"Philip Seymour Hoffman, New York, 2003"
Signed Martin Schoeller and dated 2016, numbered 8/10, on the label verso. Archival pigment print mounted on aluminum and framed, image 49 x 40 cm. Including frame 60 x 50 cm.
Camera Work, Berlin.
Private Collection, Sweden.
"A photographic close-up is perhaps the purest form of portraiture, creating a confrontation between the viewer and the subject that daily interaction makes impossible, or at least impolite". Schoeller's work emphasizes this intense, intimate, and often challenging connection by scrutinizing subjects in their most vulnerable state, revealing details and expressions that are typically hidden from view.
Martin Schoeller (b. 1968, Munich) is one of the most renowned contemporary portrait photographers. After studying at the Lette-Verein in Berlin and in Hamburg, he moved to New York, where he assisted Annie Leibovitz for four years before beginning his independent practice in 1996. A regular contributor to major publications, Schoeller—like Richard Avedon before him—served as a contract photographer for The New Yorker.
His celebrated Close Up series, begun in 1998, has become one of the defining portrait projects of the past three decades. Featuring more than 200 leading figures from politics, art, culture, and sports, the series is distinguished by Schoeller’s rigorous consistency: identical lighting, framing, and lack of retouching for each sitter. “What you see is what you get,” he has said, underscoring his pursuit of a more truthful, if never entirely objective, form of portraiture. Exhibited worldwide, Close Up remains central to Schoeller’s practice.

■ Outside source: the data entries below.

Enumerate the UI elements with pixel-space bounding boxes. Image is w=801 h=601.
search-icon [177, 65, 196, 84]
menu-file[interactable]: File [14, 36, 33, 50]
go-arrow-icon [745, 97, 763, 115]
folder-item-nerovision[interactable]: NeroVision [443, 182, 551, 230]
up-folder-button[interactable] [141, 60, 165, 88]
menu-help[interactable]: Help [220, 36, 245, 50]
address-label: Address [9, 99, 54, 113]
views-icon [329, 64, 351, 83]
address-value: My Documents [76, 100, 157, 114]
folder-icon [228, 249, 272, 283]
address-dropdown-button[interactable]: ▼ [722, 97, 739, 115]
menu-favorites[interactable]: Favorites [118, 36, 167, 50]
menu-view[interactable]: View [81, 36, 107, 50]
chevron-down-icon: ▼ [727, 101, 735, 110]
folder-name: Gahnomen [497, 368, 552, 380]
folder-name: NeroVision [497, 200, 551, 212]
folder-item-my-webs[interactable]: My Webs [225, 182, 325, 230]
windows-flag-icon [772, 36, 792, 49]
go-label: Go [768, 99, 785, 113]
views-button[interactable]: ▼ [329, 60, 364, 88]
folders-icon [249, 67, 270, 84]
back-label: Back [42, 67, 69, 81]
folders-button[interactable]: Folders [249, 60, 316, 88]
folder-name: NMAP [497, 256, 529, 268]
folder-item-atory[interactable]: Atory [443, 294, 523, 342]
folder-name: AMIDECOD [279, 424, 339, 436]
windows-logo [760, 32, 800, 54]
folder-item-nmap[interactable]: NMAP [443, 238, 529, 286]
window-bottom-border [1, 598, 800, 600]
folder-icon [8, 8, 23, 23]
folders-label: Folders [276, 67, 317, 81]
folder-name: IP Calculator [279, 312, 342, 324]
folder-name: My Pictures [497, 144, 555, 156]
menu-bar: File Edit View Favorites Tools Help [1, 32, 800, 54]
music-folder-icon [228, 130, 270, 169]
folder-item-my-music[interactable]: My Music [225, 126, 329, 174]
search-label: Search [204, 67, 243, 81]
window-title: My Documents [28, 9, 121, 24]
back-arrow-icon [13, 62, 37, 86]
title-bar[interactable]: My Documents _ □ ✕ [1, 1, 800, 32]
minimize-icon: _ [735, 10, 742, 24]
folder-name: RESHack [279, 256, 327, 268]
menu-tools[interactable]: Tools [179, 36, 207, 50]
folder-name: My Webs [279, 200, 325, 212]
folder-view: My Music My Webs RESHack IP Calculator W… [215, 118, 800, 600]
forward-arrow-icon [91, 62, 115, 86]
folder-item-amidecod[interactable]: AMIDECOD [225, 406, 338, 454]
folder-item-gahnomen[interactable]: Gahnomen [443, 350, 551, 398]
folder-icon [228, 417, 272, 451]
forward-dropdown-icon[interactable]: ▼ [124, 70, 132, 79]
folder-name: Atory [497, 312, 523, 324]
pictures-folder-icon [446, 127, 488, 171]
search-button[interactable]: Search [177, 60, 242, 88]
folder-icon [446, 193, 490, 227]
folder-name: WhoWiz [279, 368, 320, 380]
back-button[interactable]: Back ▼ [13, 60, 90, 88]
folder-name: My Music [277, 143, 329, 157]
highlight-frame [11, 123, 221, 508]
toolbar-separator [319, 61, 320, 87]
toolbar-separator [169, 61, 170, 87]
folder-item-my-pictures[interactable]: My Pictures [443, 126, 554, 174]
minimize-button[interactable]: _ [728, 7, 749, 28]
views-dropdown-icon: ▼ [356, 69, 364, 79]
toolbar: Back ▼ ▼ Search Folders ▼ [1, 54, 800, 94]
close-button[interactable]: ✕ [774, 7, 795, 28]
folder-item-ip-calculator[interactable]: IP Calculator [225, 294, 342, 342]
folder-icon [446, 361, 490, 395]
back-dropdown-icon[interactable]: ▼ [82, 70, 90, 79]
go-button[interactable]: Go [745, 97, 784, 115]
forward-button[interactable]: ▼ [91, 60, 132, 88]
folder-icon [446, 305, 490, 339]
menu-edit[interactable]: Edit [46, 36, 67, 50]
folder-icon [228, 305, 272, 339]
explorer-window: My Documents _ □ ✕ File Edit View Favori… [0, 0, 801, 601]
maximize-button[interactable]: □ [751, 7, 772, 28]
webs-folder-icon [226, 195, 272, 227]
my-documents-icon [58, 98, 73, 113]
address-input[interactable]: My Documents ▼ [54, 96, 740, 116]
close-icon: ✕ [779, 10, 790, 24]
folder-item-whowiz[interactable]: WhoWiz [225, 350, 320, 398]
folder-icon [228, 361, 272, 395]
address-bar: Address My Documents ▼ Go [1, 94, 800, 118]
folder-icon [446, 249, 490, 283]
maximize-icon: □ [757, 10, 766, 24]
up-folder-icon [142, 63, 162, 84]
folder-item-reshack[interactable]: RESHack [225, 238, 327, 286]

In the 2024 documentary “We all bleed red”, Josephine Links accompanies Martin Schoeller on his personal photography projects, not only showing a world-renowned photographer at work, but also providing insights into diverse worlds that reveal the fractures in American society. In doing so, the film conveys the deeply humanistic insight that Martin Schoeller has sought to convey through his work for decades and which is expressed in the film through the words of a Native American: “We all bleed red.”
Philip Seymour Hoffman (1967–2014) was among the most accomplished and admired American actors of his generation. Known for his extraordinary range and commitment to character, Hoffman emerged in the 1990s with memorable roles in Boogie Nights (1997), Magnolia (1999), and The Talented Mr. Ripley (1999). His breakthrough as a leading man came with Capote (2005), for which he won the Academy Award for Best Actor. He went on to earn further Oscar nominations for his performances in Charlie Wilson’s War (2007), Doubt (2008), and Paul Thomas Anderson’s The Master (2012).
Hoffman was also an accomplished theater actor and director. He was a longtime member of New York’s Labyrinth Theater Company and received Tony Award nominations for True West (2000), Long Day’s Journey into Night (2003), and Death of a Salesman (2012). His career, cut short at just 46, left a legacy of rare depth and intensity across both film and theater.